Poor patient satisfaction: The easiest thing to fix

Despite skeptics of the pay-for-performance movement, one hospital CEO says patient satisfaction is not only in hospitals' control, but one of the easier things to fix.

In his first few months on the job, newly inducted Clinton (Ohio) Memorial Hospital CEO Mark Dooley said conversations with patients revealed when they are dissatisfied, not with clinical quality, but rather response time to answering a call light or length of time it took to get food or nurses not being able to find an extra pillow, the (Clinton County, Ohio) News Journal reported.

"You call them small things, but I call them easy things.
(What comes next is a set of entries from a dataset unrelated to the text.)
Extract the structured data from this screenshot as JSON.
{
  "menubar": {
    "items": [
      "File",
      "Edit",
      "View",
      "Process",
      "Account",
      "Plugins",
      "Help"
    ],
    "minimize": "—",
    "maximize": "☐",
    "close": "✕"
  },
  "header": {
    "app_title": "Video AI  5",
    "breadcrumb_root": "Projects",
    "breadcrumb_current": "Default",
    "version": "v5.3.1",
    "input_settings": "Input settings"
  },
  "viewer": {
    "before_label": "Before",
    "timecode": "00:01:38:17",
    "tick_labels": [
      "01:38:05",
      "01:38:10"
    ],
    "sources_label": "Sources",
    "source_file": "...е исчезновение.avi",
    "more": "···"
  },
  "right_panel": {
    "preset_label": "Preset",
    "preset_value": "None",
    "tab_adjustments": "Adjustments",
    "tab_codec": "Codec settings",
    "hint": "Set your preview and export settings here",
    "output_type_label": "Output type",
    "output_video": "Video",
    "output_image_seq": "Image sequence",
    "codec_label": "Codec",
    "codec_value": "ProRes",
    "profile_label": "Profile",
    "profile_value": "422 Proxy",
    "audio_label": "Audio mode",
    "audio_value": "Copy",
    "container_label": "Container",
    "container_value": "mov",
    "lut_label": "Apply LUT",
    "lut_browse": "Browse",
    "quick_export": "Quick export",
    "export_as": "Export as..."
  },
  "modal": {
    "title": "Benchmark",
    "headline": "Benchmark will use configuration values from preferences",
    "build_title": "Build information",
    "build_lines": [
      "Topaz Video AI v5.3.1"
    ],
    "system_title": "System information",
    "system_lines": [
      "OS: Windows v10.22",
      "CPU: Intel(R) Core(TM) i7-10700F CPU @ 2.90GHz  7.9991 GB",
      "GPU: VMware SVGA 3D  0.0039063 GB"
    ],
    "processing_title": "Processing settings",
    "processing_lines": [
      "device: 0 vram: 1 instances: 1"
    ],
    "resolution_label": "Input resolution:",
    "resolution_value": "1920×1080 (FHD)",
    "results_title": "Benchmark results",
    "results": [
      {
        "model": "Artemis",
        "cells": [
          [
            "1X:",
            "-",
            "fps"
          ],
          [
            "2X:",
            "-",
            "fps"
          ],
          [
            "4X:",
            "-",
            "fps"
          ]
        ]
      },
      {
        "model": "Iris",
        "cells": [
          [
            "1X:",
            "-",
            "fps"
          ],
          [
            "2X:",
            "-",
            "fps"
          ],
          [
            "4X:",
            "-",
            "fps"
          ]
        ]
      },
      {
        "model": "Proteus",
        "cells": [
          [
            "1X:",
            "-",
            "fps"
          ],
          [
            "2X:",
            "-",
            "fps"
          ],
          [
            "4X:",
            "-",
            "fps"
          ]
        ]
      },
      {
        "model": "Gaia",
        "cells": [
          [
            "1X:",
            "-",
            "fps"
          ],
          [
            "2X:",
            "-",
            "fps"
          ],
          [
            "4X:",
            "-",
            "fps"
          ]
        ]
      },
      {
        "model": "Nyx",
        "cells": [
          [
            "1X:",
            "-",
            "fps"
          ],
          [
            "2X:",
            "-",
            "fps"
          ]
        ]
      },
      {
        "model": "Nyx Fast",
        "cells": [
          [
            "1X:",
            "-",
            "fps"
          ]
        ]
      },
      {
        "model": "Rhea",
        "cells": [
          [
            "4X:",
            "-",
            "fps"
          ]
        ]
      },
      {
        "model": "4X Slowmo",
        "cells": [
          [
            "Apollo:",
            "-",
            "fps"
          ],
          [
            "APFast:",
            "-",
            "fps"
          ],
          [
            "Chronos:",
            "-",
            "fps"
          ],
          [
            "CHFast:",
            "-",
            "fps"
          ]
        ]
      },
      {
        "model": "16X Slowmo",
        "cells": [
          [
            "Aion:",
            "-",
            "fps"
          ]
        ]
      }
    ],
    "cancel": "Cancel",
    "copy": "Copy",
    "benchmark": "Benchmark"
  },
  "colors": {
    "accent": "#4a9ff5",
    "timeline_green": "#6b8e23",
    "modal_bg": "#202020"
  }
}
There's no reason they shouldn't be fixed," Dooley said. "I know there's some image rebuilding we need to do. We have to take care of those needs, do the right things, treat patients the right way."

Dooley's sentiments echo an earlier study by J.D. Power and Associates, which found that better patient satisfaction doesn't come from fancy equipment or facility upgrades, but rather interactions with staff. Doctors and nurses account for a third (34 percent) of the overall experience ratings for inpatients, 50 percent for outpatients and 43 percent for emergency patients, according to the September report.

University of Utah Health Care is taking patient satisfaction so serious that the health system is posting unfiltered comments--many of which are focused on staff interaction--on its website. University of Utah Health Care says it's the first in the nation to post patients' satisfaction scores and comments about the physicians, Desert News reported.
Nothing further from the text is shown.